Lambda's CPUs are slower than my desktop and the network operations
have overhead, and so we don't see anywhere near a full 151/8
speedup. However, the additional parallelism still nets us a 3x
improvement in real-time latency. Note also the vastly decreased
user
time, demonstrating that the CPU-intensive work has been
offloaded, freeing up local compute resources for interactive
applications or other use cases.
This operation consumed about 700 CPU-seconds in Lambda. I configured
optipng
to have 1792MB of memory, which is the point at which lambda
allocates a full vCPU to the process. That comes out to about 1254400
MB-seconds of usage, or about $0.017 assuming I'm already out of the
Lambda free tier.
The llama runtime is designed to make it easy to bridge arbitrary
images into Lambda. You can look at images/optipng/Dockerfile
in
this repository for a well-commented example explaining how you can
wrap an arbitrary image inside of Lambda for use by Llama.
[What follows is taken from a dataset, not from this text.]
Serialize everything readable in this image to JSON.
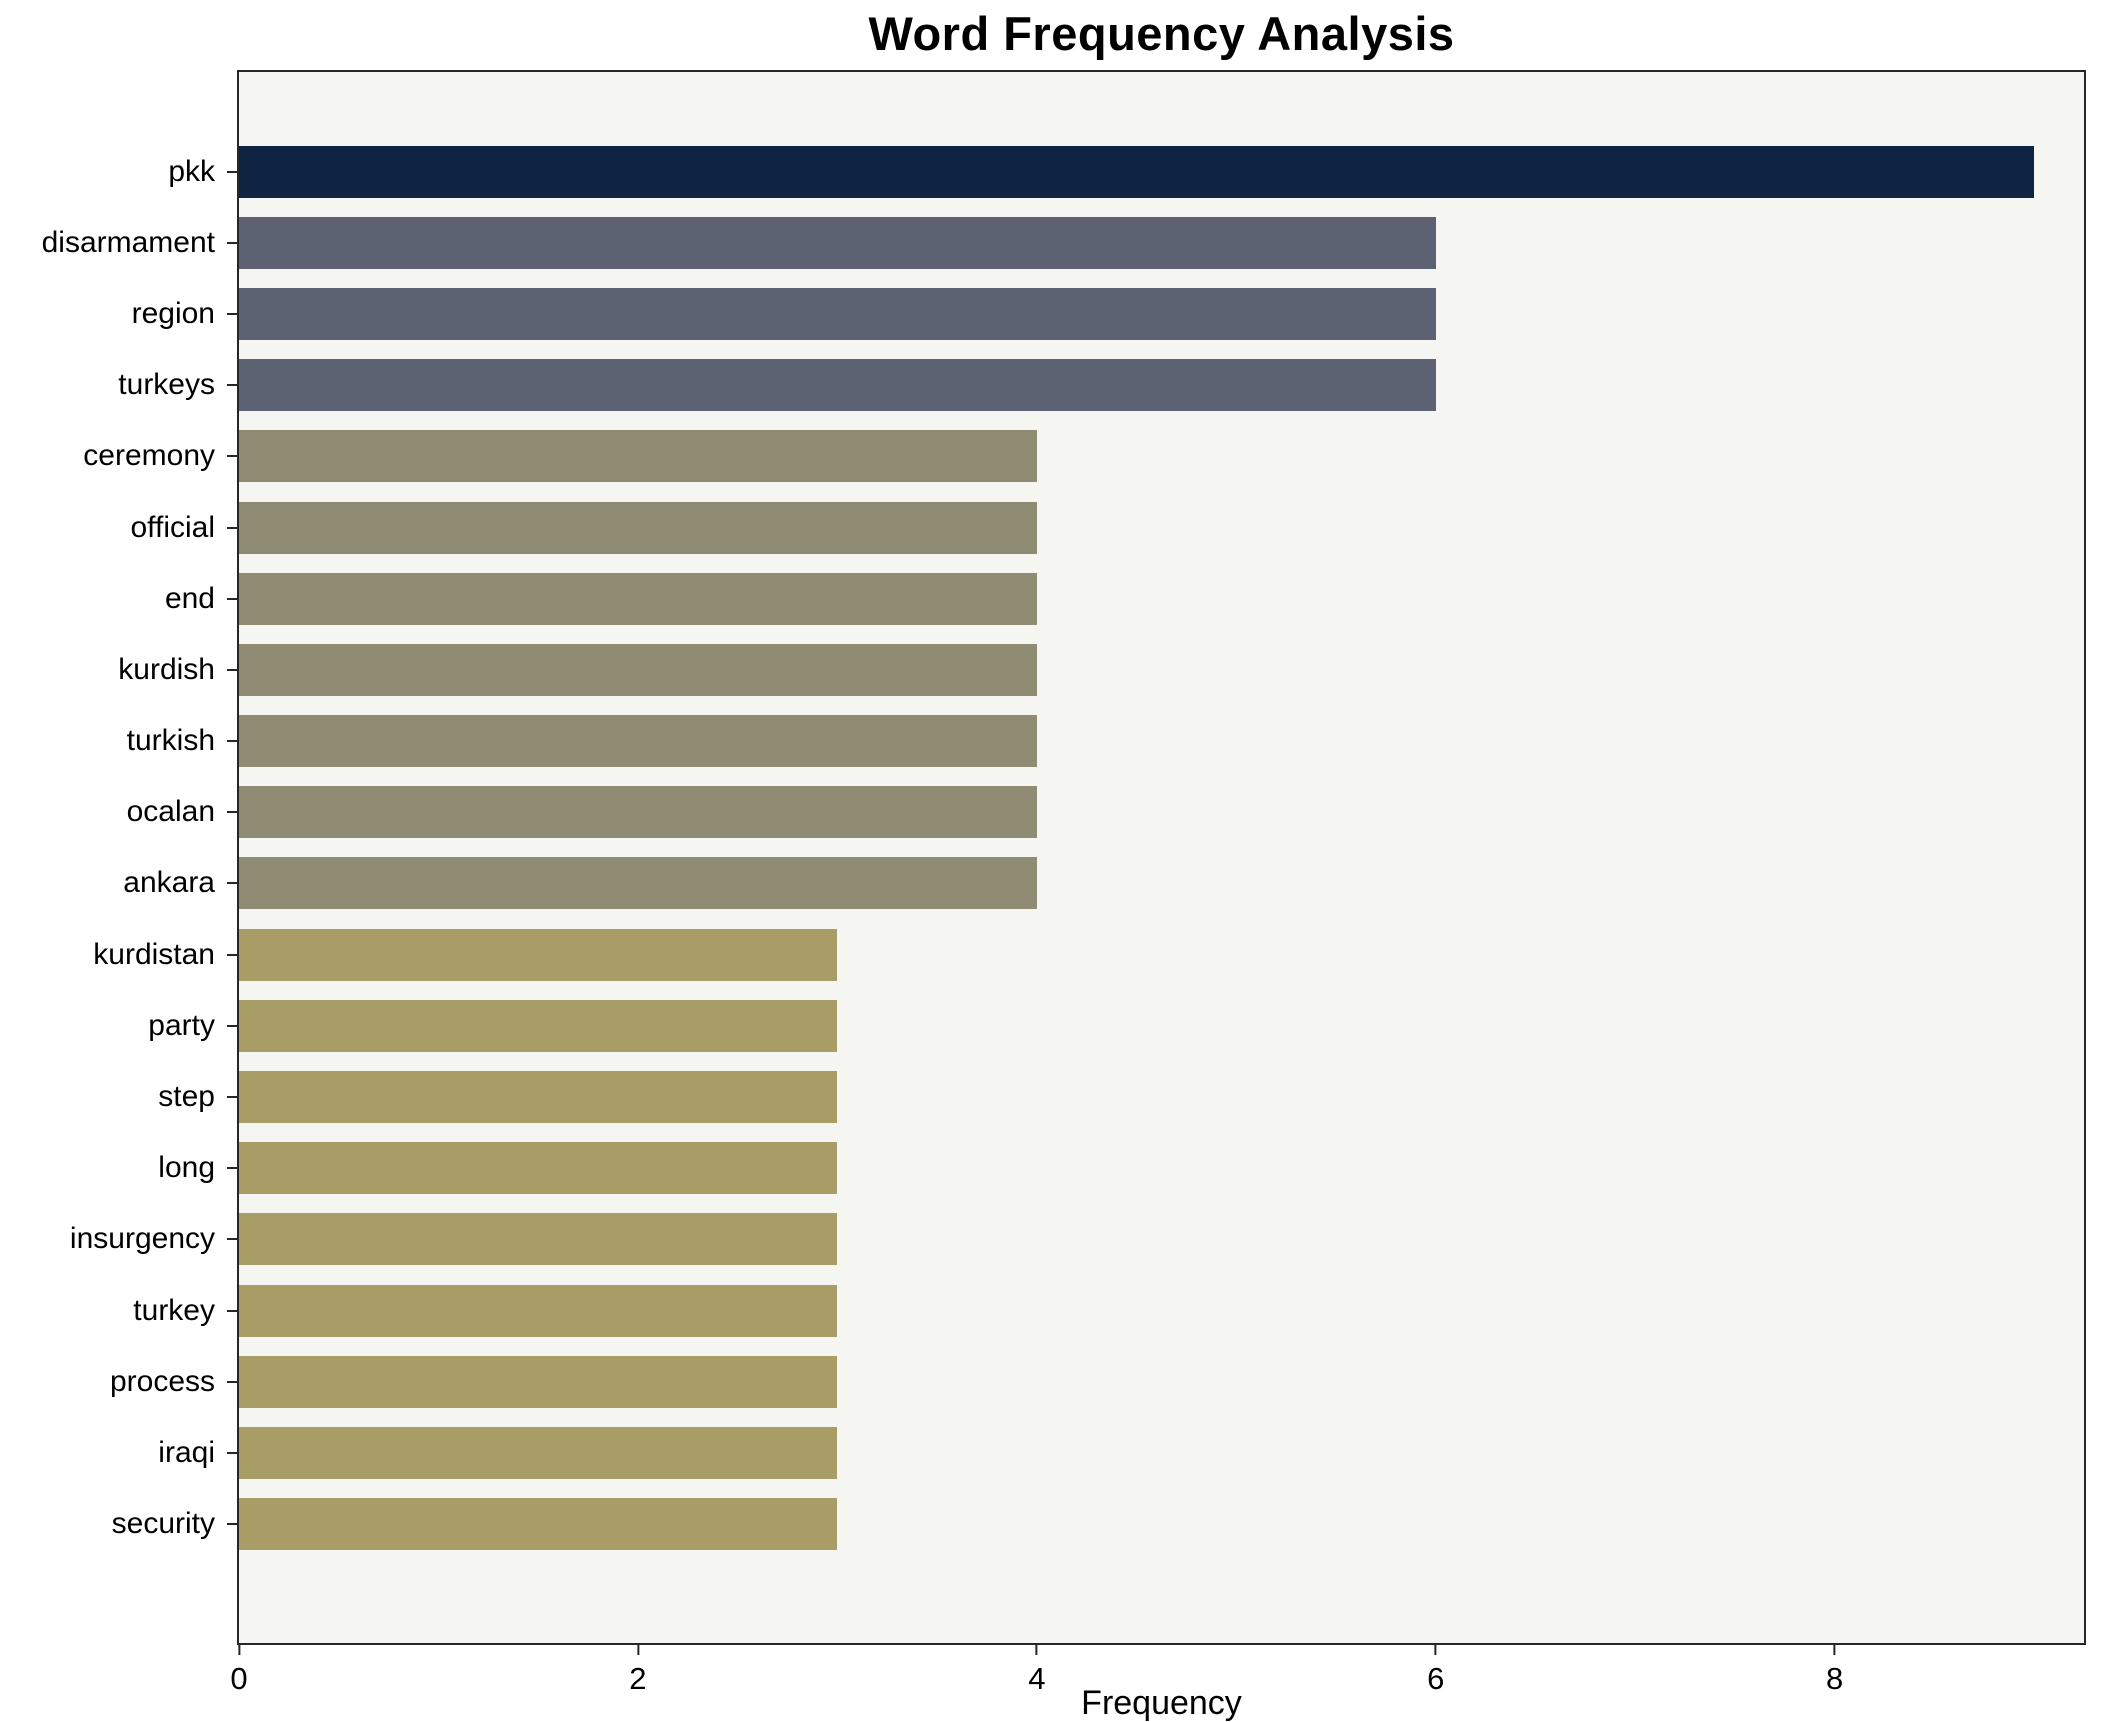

Once you have a Dockerfile or a Docker image, you can use llama update-function
to upload it to ECR and manage the associated Lambda
function. For instance, we could build optipng for the above example
like so:
$ llama update-function --create --build=images/optipng optipng
When specifying the memory size for your functions, note that Lambda assigns CPU resources to functions based on their memory allocation. At 1,769 MB, your function will have the equivalent of one full core.
Llama is in large part inspired by gg
, a tool for outsourcing
builds to Lambda. Llama is a much simpler tool but shares some of the
same ideas and is inspired by a very similar vision of using Lambda as
high-concurrency burst computation for interactive uses.